A survey conducted by the National Union of Students (NUS) has found that 50% of UK students have said their mental health has declined since the beginning of the Covid pandemic, as reported by the BBC.
Over 4,000 students were surveyed in November, many saying they have suffered from depression, anxiety and loneliness.
The lack of social interactions and face to face teachings has impacted many students negatively.
However despite this rise, the survey found that only one fifth of students surveyed had tried to get help with their mental health.
President of the NUS Larissa Kennedy said in the report with the BBC: “it is deeply troubling that students are not getting the help they need…students deserve better than their treatment this term. It is time for the government to fund university, collage and NHS mental health services”
Shaakir, a second year student studying Journalism at South Bank University discussed his experience at Uni this year.
He lives alone in a studio apartment but the lack of face to face teachings means he feels like his is living in a “bubble of one”. Shaakir further explained: “I don’t get to socialise with anyone… as my accommodation rules are that my bubble is myself…I am not allowed to speak to anyone”
He has described himself as having “zero motivation…On bad days usually I’ll just stay in bed, stay under the covers and just sleep”
He says: “I think at its worst its been like three days of just lights out, blinds down. And just the only time I leave bed is to go to the bathroom”
Although South Bank University reportedly offered comprehensive mental health support, and those who found themselves in studio flats had been offered to change accommodation.
Shaakir feels his Uni could have done more to reach out to its struggling students, rather than just sending them emails.
The NUS is wanting more funding for Universities student counselling and wellbeing services.
Another student Klaudia, a first-year philosophy student at Liverpool University. Who suffers from anxiety says she was forced to isolate after only a few days of arriving.

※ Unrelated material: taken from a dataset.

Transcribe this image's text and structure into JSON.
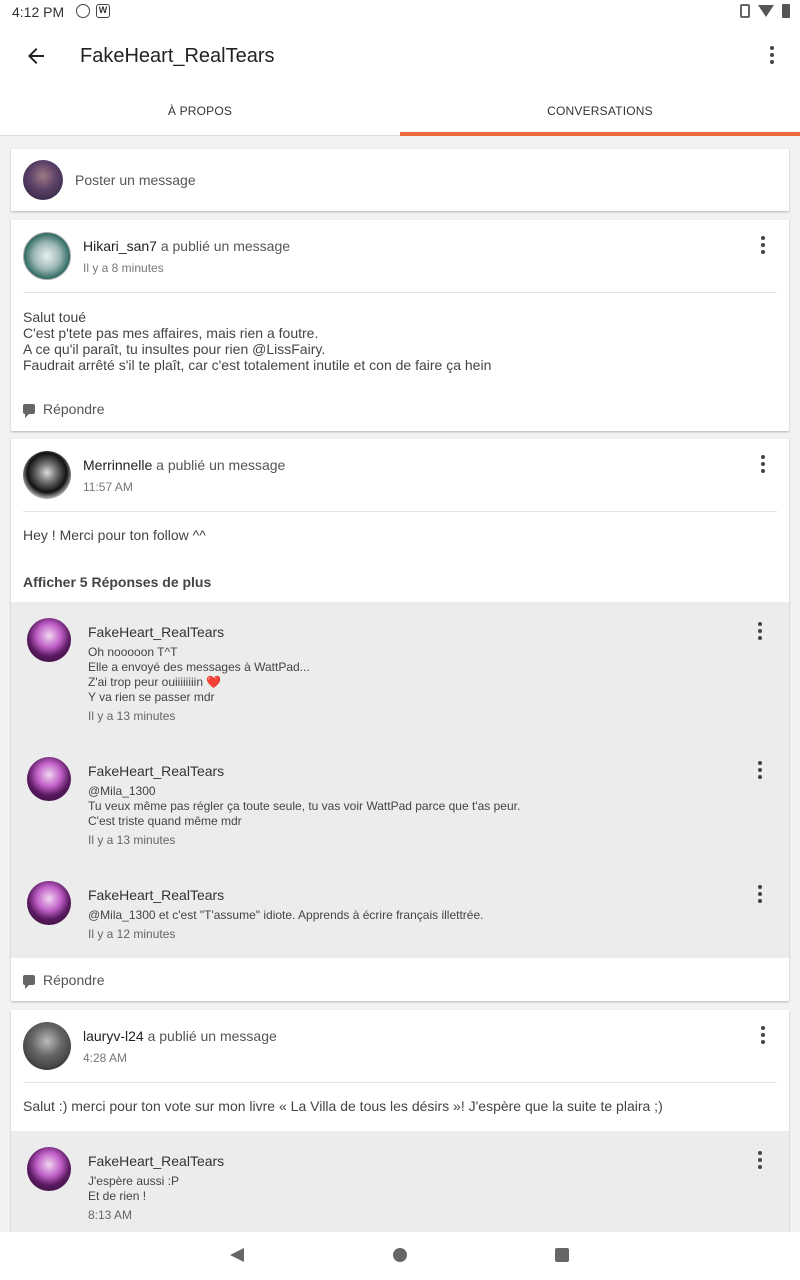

The lack of social interaction and face to face teaching meant she was completely alone for days on end in her room. She was even restricted from socialising in the communal areas of her flat.
Klaudia said: “Every sort of fire door’s shut, and everything was cut off… the living room- where the shared area was- was completely shut off”
She discusses how she fell into “a very depressing state of mind… she felt everything was hopeless”
She reached out to the university counselling services but she found it difficult to “discuss the amount of overwhelming things that were happening in my mind at that time”
Students who were stuck inside were reportedly monitored by security guards, which she says she found very frightening.
Klaudia eventually had to make the hard decision to return home to Newcastle for the sake of her mental health.
Liverpool Hope University also commented on the BBC report saying they: “took the wellbeing of their students extremely seriously, and worked tirelessly to offer mental health and other support”
The Uni’s spokesperson said: “students had access to outside space in a regulated manner”
A spokesperson for the Department of Education said it recognised is had been a difficult time for students: “We encourage students to contact their university’s support and welfare team if they are struggling with their mental health”
The DofE spokesperson also stated that they had provided up to £3m to fund the mental health platform Student Space, designed to work alongside university and NHS services.